Resumen de Epigenetics of adipose tissue and its related disorders
Obesity and metabolic syndrome are increasing epidemic worldwide, especially in developed countries. Obesity and metabolic disease increase the risk of suffering certain diseases such as diabetes, cardiovascular disease, NASH, neurodegenerative disorders or some type of cancers like colorectal cancer. Adipose tissue is nowadays considered as an important organ that can regulate body homeostasis and modulate other tissues function through the delivery of a wide range of molecules. It has been shown that in obesity and metabolic disease context an adipose tissue dysfunction exists, producing changes in the adipokine secretion profile that in turn can prone to the disorders usually associated to these conditions. Besides, metabolic disease and obesity development are closely related to environmental factors such as food, smoking, sedentary habits, etc. However, obesity and metabolic syndrome also have a genetic and an epigenetic component, being regarded the epigenetic landscape as a mediator between environmental and genetic factors.
In this sense, epigenetics mechanisms can be shaped by nutrition, smoking or exercise among other lifestyle factors. There are two main epigenetics mechanism: 1) DNA methylation, which occurs in the C5 of a cytosine pyrimidine near to a guanine (position called CpG); and 2) histone modifications, which mainly occurs in the N terminal of histone proteins and that have a more diverse nature (acetylation, methylation, phosphorylation, sumoylation, ubiquitination, glycosylation,…). Both mechanism have been shown to be deregulated in metabolic syndrome and obesity, and could be implied in the etiology and associated risks observed in these conditions.
Thus, the hypothesis of this thesis is that visceral adipose tissue (VAT) epigenetics could be de-regulated in obese, metabolic syndrome and colorectal cancer subjects contributing to the etiology of these disorders. To answer this hypothesis, the objective was to study the DNA methylation and histone H3K4me3 modification in VAT from Obese and Metabolic Syndrome Subjects as well as DNA methylation from VAT of Colorectal Cancer patients.
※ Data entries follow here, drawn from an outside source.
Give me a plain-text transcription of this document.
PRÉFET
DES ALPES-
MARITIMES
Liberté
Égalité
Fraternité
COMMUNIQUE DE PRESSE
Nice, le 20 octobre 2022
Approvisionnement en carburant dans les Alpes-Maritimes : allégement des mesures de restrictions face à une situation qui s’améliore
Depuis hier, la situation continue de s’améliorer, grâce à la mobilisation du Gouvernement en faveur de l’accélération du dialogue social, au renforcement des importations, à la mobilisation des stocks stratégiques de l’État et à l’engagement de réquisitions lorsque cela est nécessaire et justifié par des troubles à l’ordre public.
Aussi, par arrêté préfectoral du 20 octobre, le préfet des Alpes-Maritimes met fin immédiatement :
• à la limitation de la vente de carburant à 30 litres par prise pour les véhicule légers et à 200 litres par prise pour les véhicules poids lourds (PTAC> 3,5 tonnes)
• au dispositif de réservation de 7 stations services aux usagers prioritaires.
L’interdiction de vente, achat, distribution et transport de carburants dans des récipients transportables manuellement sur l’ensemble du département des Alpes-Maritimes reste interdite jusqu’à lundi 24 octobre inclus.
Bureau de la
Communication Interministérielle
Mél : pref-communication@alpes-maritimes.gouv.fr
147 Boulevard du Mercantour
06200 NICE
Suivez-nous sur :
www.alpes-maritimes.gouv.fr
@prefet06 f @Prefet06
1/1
Two main techniques were used: DNA methylation was measured by DNA bisulfite conversion and pyrosequencing using the Pyromark Q96 system (Qiagen, Corea); and to study histone modifications, a chromatin immunoprecipitation (ChIP) protocol was first established. After that we apply this ChIP method to quantify tri-methylation at lysine 4 of histone 3 (H3K4me3) modifications. Moreover, standard molecular technics were used such as qPCR for the quantification of mRNA and enriched DNA after chromatin immunoprecipitation, western blot for protein quantification or ELISA assays.
We observed differences in some studied CpG islands in metabolic syndrome, extreme obese subjects and colorectal cancer subjects such as LPL, TNF, C3, VDR or NFκB1 promoters. Besides, some of these marks presented negative correlations with mRNA levels suggesting an epigenetic control of the transcriptional activity. These marks were also associated to variables related to the etiology of obesity as well as the metabolic syndrome worsening, and to inflammation in colorectal cancer. Besides, H3K4me3 was positively associated to the body mass index and to insulin resistance states, being higher the promoter enrichment for most of the studied genes in extreme obese people with glucose intolerance. Furthermore, some of these marks were positively related to mRNA levels, fact that could suggest that these mRNA levels could be regulated by this histone mark.
Thus, this thesis dissertation shows that adipose tissue epigenetics might be contributing to adipose tissue function and to the etiology of obesity, metabolic syndrome and colorectal cancer.